When it comes to the intense (and intensifying) debate over health care in America, the conversation begins at the top of the alphabet. “A” is for “Access.”
One of the key lessons we’ve learned from the Obamacare experience is that “having health insurance” isn’t the same thing as having access to quality health care.
Millions of Americans are learning the hard way about the tradeoffs between health insurance policies that have no premiums (so-called “free health care”) or those with low premiums but high out-of-pocket costs.

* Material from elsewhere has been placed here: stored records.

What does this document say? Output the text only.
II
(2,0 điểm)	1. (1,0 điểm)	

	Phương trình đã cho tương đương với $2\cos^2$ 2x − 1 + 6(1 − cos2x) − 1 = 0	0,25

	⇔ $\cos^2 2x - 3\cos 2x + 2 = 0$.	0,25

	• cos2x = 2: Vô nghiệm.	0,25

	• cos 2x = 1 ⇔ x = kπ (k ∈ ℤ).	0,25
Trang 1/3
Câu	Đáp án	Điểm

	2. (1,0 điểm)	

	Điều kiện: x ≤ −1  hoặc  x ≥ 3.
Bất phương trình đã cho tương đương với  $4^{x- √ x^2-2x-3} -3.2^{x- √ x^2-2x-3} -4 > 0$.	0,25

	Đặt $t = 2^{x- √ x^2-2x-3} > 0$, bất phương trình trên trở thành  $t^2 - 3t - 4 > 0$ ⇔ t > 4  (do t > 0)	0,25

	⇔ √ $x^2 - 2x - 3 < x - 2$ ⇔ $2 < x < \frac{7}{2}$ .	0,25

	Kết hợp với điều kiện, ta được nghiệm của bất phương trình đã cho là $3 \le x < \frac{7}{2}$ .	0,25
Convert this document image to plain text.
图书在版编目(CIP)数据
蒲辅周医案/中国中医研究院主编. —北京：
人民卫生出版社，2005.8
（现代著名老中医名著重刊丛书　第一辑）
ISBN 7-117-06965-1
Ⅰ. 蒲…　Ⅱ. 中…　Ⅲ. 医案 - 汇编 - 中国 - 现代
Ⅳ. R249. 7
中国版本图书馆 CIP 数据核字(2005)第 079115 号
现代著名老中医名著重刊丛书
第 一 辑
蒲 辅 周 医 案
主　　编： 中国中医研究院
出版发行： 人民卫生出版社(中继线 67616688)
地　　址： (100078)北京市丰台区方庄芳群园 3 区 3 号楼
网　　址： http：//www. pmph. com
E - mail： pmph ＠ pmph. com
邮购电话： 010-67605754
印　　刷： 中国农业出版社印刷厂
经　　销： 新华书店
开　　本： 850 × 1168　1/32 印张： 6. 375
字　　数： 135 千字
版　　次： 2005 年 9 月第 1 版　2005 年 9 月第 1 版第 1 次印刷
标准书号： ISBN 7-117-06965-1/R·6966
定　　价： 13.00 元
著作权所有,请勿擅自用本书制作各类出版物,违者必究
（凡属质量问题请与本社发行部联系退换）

The dual promises of “free health care” and the ability to “keep your existing insurance if you want to” were quickly proven to be mere political slogans with no basis in reality.
“The truth,” as Oscar Wilde quipped, “is rarely pure and never simple.” Nowhere is this truer than when it comes to insurance design. Americans are understandably “B” (baffled) about their lack of “C” (choice).
Broader access comes via expanded choice. Some believe average citizens can’t be allowed to choose their health coverage. These are the same voices who initially decried the Medicare Part D drug benefit because seniors couldn’t possibly choose the plan that was best for them. Today Part D has a 90 percent approval rating among those 65 and older.
In August 2018, the Trump administration finalized rules that expand access to so-called “skinny” short-term health insurance plans. These are low-cost, low-coverage options designed for healthy young people — among others — who chose to opt out of Obamacare. They instead prefer to pay the mandated fine, which is generally lower than the price of even a low-cost Obamacare “bronze” level policy.